A história retrata a saga do jovem de 24 anos chamado Jonathan Safran Foer em viagem à Ucrânia, onde pretende conhecer a mulher que teria salvo a vida de seu avô durante a Segunda Guerra Mundial. Ele prepara um livro sobre o assunto e precisa encontrar o vilarejo de Trachimbrod, onde teriam vivido seus antepassados. Como guia, conta com a ajuda de Alexander Perchov, um jovem fã de Michael Jackson e fumante de Marlboro, que vai servir-lhe de intérprete, apesar de seu inglês macarrônico. E essa é maior piada de todas.

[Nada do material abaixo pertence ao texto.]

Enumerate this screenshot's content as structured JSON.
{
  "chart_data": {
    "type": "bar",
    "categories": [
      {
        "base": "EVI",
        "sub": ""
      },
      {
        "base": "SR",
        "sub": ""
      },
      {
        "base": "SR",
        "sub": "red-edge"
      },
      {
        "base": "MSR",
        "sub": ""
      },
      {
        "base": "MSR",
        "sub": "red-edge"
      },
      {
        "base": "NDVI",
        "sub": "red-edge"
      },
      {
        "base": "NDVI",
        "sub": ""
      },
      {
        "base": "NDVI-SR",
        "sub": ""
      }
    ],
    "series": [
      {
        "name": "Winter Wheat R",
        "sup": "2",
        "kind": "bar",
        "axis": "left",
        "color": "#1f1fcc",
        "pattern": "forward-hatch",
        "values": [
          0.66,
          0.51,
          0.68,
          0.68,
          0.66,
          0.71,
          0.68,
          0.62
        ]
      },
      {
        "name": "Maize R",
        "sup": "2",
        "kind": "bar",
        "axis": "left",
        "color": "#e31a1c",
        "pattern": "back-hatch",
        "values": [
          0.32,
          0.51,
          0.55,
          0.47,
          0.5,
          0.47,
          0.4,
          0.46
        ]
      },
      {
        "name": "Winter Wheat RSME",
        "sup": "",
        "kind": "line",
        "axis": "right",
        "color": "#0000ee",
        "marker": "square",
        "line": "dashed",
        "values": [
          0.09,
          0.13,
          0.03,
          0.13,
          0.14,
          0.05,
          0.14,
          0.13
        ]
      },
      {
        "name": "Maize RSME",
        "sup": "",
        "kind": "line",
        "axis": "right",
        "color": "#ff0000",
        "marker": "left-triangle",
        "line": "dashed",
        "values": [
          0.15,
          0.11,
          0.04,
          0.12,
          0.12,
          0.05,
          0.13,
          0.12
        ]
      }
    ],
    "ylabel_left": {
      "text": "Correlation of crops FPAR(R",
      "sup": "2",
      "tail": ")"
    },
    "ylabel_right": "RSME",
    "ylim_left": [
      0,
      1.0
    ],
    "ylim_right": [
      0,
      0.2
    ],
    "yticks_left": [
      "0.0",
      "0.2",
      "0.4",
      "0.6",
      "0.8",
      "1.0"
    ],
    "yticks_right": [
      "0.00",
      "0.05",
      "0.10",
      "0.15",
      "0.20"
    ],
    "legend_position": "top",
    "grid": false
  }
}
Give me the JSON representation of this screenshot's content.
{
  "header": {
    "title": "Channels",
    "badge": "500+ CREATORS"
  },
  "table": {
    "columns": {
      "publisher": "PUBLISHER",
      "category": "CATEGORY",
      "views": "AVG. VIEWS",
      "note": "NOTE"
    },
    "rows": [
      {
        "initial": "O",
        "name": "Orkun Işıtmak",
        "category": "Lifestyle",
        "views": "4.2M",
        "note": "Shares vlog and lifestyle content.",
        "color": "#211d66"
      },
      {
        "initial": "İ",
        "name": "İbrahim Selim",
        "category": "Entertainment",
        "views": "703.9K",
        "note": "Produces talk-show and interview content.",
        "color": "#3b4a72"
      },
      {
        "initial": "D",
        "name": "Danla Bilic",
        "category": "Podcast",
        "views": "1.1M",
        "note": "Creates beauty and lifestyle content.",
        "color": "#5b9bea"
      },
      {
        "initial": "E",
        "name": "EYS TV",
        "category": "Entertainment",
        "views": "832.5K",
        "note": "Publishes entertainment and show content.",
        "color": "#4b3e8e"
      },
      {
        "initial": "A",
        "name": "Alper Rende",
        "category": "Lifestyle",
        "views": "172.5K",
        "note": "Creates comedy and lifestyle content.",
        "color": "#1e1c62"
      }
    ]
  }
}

A ação é entremeada por cartas enviadas por Alexander a Jonathan, nas quais fala sobre sua vida em família e sobre a experiência de passar dias com o americano. Quando quer dizer que algo é difícil, duro, Alex fala que tal coisa é “rígida”. Para contar que gasta muito dinheiro com mulheres, afirma “disseminar muita moeda-corrente”. No começo, esse jeito tosco de se comunicar soa engraçado. Mas, na literatura, uma piada não dura 300 páginas. Lá pela metade do livro, a ingenuidade e repetições exaustivas de Alex começam a dar nos nervos. Antes, há trechos hilários:
Querido Jonathan,
Anseio que esta carta seja boa. Como você sabe, não sou de primeiro nível em inglês. Em russo minhas idéias são afirmadas anormalmente bem, mas minha segunda língua não é tão premiada. Empreendi o exame das coisas que você me aconselhou, e — também como você me aconselhou a fazer — fatiguei o dicionário com que você me presenteou, quando minhas palavras pareciam fracas demais, ou inadequadas. Se você não ficar feliz com o que desempenhei, ordeno que me devolva isto. Perseverarei na minha labuta até você se apaziguar.
Outros momentos impagáveis perderam a graça na tradução. A culpa não é dos tradutores — valentes ao encarar a tarefa de verter Tudo se ilumina ao português —, mas sim da língua. Existem expressões intraduzíveis e o trocadilho é uma delas.
Quando Alex encontra Jonathan na estação ferroviária de Lvov, o ucraniano pergunta “A viagem de trem apaziguou você?”. O americano responde “Ah, meu Deus, foram vinte e seis horas de foda”. Soa estranho e obsceno quando, na origem, a graça está na falta de malícia de um ao falar e na ingenuidade do outro ao ouvir. “Pensei que a mulher com quem ele viajara devia ser muito majestosa”, afirma Alex.
No original, o americano responde “Oh, God, twenty-six hours, fucking unbelievable”. A dificuldade é traduzir o “fucking unbelievable”. Em português, o mais perto que se pode chegar do significado é com “inacreditável pra caralho”. O que tem nada a ver com a piada original. O “fucking”, assim como o “pra caralho”, serve para reforçar uma idéia qualquer. Literalmente, “fucking”, como se sabe, quer dizer “fodendo”. Quando Jonathan diz que a viagem de vinte e seis horas foi “fucking unbelievable”, Alex entende que o americano passou mais de um dia fodendo uma garota chamada “Unbelievable”. E termina dizendo “Essa garota Unbelievable deve ser muito majestosa”.
Tudo se ilumina é ainda um romance epistolar — talvez por isso transmita uma sensação de anacronismo. Ninguém mais envia cartas. Agora, são e-mails. É estranho tanto quanto seria uma história que se passa nos dias de hoje ignorar a existência dos celulares (isso é quase ficção cientifica porque os telefones móveis são onipresentes).
Apenas dois momentos do livro ficam na memória, demonstram toda a força narrativa de Safran Foer e justificam os confetes e serpentinas gastos para elogiá-lo: 1) o fato que explica o título; e 2) o desfecho da busca de Jonathan pela mulher que teria escondido seu avô dos nazistas. O resto é barulho.